CEO Christopher Floyd, a former law enforcement officer and computer programmer, has navigated the ups and downs of small-town tech since the time of dial-up internet, and he (mostly) has it figured out. Floyd’s office happens to be situated in a “very small footprint” of area connected to fiber-optic cable, so connectivity has never been an issue at EDEX. In 2019, the company fully transitioned from a Sacramento data center to Amazon Web Services, which has allowed for data storage without the periodical commute to maintenance servers.

In response to a PG&E wildfire prevention power shutoff last year, Floyd vowed his office would never be left in the dark again, and he spent roughly $3,500 to install a generator. He hasn’t had to use it yet.

Most importantly, according to Floyd, he hasn’t needed to dip into a stagnant hiring pool, as his 15 employees have stuck with him for decades. “We don’t care what your skillset is. We want to give you the training you need. We hire for interpersonal relationship ability — as long as you have the right personality for us, we can train you for anything you want to be,” Floyd says of his hiring process.

By virtue of being a tech company, EDEX offers wages at the higher end of the spectrum in Amador County, where the median household annual income is under $63,000. The company also offers benefits including health insurance, but Floyd doesn’t believe pay is the most important aspect of employee retention.

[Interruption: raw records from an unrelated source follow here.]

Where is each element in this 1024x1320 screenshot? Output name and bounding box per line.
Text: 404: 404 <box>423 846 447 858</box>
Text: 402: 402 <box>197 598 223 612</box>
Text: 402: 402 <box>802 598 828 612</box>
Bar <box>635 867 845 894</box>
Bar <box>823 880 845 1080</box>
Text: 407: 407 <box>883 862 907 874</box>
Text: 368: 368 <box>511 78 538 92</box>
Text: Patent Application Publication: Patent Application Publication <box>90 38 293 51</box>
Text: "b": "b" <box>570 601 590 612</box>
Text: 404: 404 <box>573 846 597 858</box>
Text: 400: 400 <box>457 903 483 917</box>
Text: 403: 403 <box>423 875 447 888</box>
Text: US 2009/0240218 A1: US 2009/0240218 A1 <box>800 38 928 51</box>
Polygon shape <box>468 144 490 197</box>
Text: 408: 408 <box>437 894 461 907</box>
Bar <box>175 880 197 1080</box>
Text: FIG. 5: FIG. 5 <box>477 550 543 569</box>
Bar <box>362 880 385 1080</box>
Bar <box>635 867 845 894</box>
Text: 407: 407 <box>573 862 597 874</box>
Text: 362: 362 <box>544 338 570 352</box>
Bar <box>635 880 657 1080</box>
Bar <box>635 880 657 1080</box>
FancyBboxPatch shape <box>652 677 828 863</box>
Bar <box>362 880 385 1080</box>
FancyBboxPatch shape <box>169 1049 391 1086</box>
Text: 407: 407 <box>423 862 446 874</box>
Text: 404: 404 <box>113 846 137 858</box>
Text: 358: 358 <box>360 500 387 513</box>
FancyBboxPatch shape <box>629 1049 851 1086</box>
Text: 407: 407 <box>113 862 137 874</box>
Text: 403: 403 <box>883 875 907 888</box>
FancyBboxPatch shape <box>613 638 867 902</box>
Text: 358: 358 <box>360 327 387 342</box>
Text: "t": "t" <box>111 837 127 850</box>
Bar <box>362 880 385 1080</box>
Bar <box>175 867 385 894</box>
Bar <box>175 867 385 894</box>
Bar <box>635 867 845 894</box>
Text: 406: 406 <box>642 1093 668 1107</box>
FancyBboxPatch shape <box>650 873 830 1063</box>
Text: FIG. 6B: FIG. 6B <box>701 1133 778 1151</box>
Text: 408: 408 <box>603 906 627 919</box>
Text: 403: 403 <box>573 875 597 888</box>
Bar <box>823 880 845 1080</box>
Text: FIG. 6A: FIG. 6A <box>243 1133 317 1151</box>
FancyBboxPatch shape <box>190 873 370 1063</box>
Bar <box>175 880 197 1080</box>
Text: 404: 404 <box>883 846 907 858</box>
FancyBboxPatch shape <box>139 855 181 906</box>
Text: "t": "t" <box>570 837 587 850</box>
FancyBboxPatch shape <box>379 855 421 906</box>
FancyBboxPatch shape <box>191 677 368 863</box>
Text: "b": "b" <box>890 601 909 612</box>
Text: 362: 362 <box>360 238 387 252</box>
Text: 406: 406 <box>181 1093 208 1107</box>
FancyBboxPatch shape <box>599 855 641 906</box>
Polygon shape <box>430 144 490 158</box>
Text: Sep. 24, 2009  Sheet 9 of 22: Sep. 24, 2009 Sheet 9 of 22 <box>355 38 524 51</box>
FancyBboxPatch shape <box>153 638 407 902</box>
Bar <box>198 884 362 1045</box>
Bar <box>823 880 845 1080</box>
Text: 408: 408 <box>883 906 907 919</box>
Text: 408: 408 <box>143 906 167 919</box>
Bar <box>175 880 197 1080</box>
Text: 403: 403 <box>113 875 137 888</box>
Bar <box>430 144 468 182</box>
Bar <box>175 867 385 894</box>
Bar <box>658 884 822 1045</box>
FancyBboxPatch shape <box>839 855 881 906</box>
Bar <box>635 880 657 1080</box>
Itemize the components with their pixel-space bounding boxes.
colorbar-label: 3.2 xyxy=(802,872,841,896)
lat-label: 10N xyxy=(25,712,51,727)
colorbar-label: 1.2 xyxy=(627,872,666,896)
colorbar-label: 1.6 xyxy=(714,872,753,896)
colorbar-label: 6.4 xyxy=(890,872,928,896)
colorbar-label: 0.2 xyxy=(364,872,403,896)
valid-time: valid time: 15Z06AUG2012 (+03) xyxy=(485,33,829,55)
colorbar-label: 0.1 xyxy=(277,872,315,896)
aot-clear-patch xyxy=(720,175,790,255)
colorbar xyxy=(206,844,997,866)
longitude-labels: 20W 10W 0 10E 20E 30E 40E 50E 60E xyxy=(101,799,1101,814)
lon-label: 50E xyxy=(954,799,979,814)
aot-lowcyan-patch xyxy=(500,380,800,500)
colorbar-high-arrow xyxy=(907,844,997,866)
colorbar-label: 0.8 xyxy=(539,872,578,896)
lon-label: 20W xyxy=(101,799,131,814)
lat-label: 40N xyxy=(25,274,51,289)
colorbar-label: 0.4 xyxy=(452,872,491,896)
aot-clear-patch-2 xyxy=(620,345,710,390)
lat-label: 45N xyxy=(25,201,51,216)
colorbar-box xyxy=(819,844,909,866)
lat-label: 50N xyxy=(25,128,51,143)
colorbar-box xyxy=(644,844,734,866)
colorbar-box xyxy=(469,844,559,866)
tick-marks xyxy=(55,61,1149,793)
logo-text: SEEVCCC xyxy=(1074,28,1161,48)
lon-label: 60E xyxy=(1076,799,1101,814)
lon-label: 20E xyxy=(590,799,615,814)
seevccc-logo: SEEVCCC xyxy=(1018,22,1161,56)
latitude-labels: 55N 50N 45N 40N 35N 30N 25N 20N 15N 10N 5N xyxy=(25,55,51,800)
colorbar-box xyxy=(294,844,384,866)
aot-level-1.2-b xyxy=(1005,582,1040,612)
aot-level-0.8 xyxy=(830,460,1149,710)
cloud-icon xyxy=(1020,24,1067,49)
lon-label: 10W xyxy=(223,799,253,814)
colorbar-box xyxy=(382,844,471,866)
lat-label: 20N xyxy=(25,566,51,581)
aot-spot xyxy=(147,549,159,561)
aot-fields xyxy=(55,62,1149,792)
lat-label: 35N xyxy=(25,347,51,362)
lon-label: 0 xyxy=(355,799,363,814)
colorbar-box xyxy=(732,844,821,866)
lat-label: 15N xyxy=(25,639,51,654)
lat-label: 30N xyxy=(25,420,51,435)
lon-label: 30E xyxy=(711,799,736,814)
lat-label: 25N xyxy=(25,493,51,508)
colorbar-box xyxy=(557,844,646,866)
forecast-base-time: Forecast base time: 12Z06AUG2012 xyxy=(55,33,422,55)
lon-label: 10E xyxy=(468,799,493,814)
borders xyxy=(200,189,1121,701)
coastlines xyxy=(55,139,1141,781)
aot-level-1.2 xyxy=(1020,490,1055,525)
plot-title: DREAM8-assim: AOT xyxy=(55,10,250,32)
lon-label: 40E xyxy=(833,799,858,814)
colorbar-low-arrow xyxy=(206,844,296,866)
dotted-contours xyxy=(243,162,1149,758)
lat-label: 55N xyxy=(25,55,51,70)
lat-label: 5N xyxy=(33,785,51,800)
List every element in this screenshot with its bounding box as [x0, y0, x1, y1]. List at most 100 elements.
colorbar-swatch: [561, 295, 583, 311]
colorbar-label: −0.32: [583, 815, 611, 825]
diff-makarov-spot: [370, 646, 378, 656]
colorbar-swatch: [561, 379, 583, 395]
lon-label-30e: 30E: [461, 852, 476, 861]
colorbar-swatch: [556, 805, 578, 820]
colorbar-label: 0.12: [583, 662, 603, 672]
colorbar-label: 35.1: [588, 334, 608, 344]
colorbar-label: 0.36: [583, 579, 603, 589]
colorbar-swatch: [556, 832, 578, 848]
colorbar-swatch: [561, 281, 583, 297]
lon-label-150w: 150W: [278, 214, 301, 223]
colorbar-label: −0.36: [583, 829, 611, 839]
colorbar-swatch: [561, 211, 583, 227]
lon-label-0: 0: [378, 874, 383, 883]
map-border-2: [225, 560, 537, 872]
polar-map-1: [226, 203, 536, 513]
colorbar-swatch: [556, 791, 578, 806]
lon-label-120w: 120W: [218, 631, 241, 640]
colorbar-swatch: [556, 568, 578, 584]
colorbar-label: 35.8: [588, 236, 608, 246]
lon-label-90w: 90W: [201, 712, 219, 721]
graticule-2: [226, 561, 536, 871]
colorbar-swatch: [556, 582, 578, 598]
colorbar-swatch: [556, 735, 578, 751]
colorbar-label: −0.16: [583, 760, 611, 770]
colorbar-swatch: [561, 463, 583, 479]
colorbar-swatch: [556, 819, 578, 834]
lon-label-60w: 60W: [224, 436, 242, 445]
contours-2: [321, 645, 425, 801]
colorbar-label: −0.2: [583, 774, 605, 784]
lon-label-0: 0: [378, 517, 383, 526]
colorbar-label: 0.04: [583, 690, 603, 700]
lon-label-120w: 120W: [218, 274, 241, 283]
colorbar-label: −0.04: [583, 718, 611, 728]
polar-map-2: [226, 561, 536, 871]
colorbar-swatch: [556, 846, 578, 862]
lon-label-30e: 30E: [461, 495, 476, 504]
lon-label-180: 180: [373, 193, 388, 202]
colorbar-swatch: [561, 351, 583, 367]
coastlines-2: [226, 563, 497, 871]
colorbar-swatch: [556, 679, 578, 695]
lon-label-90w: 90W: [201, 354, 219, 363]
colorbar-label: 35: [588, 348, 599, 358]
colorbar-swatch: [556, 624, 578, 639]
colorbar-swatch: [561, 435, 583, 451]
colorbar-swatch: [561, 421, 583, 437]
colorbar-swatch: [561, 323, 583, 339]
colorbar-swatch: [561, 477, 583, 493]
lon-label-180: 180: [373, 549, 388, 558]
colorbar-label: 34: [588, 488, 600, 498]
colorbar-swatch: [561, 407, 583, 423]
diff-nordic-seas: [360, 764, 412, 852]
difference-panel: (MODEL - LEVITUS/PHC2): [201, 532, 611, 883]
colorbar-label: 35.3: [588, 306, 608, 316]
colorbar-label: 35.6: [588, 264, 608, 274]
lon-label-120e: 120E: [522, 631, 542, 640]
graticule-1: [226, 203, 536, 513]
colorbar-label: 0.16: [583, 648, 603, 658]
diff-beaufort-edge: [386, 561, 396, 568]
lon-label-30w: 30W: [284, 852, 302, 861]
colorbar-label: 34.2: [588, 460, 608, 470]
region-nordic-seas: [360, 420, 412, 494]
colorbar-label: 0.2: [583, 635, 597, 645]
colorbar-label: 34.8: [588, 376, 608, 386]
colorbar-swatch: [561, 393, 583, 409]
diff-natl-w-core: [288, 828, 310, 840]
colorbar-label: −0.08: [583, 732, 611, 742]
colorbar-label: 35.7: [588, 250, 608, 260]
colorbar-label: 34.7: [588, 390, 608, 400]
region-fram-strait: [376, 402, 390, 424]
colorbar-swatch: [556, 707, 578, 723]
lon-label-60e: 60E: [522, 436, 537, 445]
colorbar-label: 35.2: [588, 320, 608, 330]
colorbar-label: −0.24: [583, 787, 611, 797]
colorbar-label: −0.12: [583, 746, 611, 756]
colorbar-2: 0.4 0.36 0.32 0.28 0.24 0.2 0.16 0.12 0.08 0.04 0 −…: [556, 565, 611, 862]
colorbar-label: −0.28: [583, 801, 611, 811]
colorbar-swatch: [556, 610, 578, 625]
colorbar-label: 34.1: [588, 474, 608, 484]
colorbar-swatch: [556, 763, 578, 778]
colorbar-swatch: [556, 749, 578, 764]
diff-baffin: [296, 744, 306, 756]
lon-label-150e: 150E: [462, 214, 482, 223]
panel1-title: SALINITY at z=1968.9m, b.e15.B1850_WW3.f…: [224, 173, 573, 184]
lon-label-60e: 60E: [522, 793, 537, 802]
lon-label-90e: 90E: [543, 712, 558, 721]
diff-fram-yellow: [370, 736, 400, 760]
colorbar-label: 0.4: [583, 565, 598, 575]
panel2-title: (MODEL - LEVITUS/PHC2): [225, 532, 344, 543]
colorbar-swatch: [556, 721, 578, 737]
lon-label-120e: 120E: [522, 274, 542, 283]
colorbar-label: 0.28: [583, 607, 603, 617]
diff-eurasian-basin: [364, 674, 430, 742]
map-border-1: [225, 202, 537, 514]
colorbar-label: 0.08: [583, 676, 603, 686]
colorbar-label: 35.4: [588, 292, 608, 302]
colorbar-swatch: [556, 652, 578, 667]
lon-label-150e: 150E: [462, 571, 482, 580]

“I think money is no longer the driving issue. It’s job satisfaction,” says Floyd, who has had employees leave for higher paying jobs in Sacramento and the Bay Area only to return to EDEX. “It’s the culture as well as the product we make.”

But would he do it all again? Floyd says starting his company in Jackson was not so much intentional as it was a twist of fate when he was presented with a family business opportunity in the area prior to starting EDEX. He won’t discourage others from making the same choice, but he advises to be aware of the hurdles lining the road to bucolic business bliss.